Having failed to get the second resolution, the United States and Britain rested their case that the war was legal all the same on Saddam’s breach of United Nations sanctions, and on the “combined effects” of three earlier Security Council resolutions, 678, 687, and 1441, ordering Iraq out of Kuwait and forbidding it from acquiring weapons. As a practical argument, this had some force: the sanctions were unraveling as Russia and other countries sought ways of trading with Iraq. But as a legal argument, it was flimsy. American officials added horror stories about Saddam’s brutality, but as a legal justification for urgent military action, such claims would have had real force only in the late 1980s, when he had murdered Kurdish villagers, and again after the 1991 war, when he attacked those who had risen up against him.
The reason Iraq has been so destructive for America’s reputation abroad is not just that the mission went wrong, but that the United States dismissed international laws and opinions in pursuing it. In its final two years, the Bush administration appeared to find more use for the Security Council and more value in international support. It used the council as one avenue through which to put pressure on Iran to curb its nuclear ambitions, working with Britain and France within the council to try to get tougher resolutions despite the reluctance of Russia and China. It also turned to the council to rally international help on Sudan.
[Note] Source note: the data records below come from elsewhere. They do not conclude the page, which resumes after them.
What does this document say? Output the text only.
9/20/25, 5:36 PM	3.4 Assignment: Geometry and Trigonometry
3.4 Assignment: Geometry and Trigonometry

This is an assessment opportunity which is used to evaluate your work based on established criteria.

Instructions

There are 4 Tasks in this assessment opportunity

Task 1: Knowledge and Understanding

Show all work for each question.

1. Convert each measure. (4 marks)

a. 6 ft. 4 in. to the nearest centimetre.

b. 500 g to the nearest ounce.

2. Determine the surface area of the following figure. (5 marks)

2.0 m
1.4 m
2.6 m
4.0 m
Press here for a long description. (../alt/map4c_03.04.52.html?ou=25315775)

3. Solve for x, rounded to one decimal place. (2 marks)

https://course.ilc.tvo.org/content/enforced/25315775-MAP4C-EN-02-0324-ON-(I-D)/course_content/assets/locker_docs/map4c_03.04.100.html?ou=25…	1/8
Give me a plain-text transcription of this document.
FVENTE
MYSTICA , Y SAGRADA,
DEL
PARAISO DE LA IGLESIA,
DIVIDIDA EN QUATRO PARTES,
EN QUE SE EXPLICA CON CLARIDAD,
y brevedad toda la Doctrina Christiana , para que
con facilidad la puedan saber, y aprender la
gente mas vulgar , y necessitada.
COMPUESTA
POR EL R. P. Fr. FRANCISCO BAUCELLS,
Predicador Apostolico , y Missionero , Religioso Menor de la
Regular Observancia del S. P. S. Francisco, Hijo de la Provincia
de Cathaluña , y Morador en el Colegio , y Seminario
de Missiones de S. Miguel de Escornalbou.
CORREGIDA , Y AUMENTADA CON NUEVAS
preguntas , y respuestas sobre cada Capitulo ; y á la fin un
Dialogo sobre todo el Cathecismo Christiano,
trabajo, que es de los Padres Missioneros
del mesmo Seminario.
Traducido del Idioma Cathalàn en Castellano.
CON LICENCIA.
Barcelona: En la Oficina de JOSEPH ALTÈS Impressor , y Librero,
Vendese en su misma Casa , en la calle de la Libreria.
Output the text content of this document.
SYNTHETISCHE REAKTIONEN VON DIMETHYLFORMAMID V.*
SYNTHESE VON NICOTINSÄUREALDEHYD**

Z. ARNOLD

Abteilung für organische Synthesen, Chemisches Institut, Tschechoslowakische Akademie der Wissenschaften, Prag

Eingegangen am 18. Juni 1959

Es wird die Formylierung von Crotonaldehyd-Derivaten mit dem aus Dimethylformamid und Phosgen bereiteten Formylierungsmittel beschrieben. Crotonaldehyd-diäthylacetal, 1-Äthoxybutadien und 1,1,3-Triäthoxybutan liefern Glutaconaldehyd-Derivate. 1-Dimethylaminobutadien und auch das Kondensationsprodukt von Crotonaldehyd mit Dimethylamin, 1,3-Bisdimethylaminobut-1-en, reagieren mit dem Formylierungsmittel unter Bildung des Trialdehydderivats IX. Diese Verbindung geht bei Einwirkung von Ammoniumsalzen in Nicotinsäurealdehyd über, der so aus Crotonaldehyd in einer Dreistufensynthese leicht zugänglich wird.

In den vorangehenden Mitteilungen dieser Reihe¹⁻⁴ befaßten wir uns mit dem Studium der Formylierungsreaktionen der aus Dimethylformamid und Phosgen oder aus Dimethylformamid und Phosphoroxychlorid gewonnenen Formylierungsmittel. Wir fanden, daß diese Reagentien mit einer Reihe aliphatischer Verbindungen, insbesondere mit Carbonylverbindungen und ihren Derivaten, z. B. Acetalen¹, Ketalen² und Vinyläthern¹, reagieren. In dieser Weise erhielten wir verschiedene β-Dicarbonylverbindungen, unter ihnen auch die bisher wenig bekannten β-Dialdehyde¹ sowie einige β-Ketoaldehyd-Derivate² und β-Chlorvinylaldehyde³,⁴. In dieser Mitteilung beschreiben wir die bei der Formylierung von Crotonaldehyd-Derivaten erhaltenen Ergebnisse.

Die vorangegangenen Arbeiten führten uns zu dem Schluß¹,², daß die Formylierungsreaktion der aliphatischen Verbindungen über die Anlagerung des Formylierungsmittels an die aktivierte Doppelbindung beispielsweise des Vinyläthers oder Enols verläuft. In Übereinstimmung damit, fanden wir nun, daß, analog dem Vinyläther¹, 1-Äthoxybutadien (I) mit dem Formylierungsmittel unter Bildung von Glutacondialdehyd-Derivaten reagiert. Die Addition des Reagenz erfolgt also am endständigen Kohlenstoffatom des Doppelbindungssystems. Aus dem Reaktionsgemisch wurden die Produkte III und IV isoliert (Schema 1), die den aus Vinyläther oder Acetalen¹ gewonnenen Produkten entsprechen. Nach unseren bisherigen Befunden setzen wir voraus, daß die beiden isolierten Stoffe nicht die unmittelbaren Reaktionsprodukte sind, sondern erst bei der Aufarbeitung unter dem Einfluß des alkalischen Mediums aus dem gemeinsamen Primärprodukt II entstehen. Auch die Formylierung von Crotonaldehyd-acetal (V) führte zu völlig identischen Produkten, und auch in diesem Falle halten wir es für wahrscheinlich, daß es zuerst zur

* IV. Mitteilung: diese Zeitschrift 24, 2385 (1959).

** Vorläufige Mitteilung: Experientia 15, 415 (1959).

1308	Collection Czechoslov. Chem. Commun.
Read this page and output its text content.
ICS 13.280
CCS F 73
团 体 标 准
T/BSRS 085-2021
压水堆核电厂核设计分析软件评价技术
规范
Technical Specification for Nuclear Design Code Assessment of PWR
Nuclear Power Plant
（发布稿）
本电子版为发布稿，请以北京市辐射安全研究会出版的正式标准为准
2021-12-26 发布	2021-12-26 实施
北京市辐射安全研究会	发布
The United States is right that in many cases winning the unanimous backing of the Security Council will be impossible. The old problem is getting worse. Russia, under President Vladimir Putin, is increasingly hostile in relations with the West; China, while amending its traditional reluctance to take an active role on the world stage, has a keen eye for the allegiances it needs to secure energy supplies. But the United States would be wrong, both in principle and in its own interests, to attribute no value at all to the pursuit of international support and to the success of winning over some allies, even if not all.
Arms Treaties
Given the United States’ concerns about Iran, it is disappointing that it has not worked more consistently within the United Nations on proliferation of nuclear weapons, where it helped draw up one of the world’s most important arms control pacts, the 1970 Nuclear Non-Proliferation Treaty. The treaty restricted the possession of nuclear weapons to five countries: the United States, the Soviet Union (now Russia), China, Britain, and France. It offered other signatories, in return for not equipping themselves with these weapons, help with the peaceful use of nuclear energy and radioactive material. The United States played an irreplaceable part not just in bringing the treaty to life, but in making the bargain worthwhile for countries which might have been tempted to make a dash for the bomb. It offered them trade and extended over some of them its own security umbrella.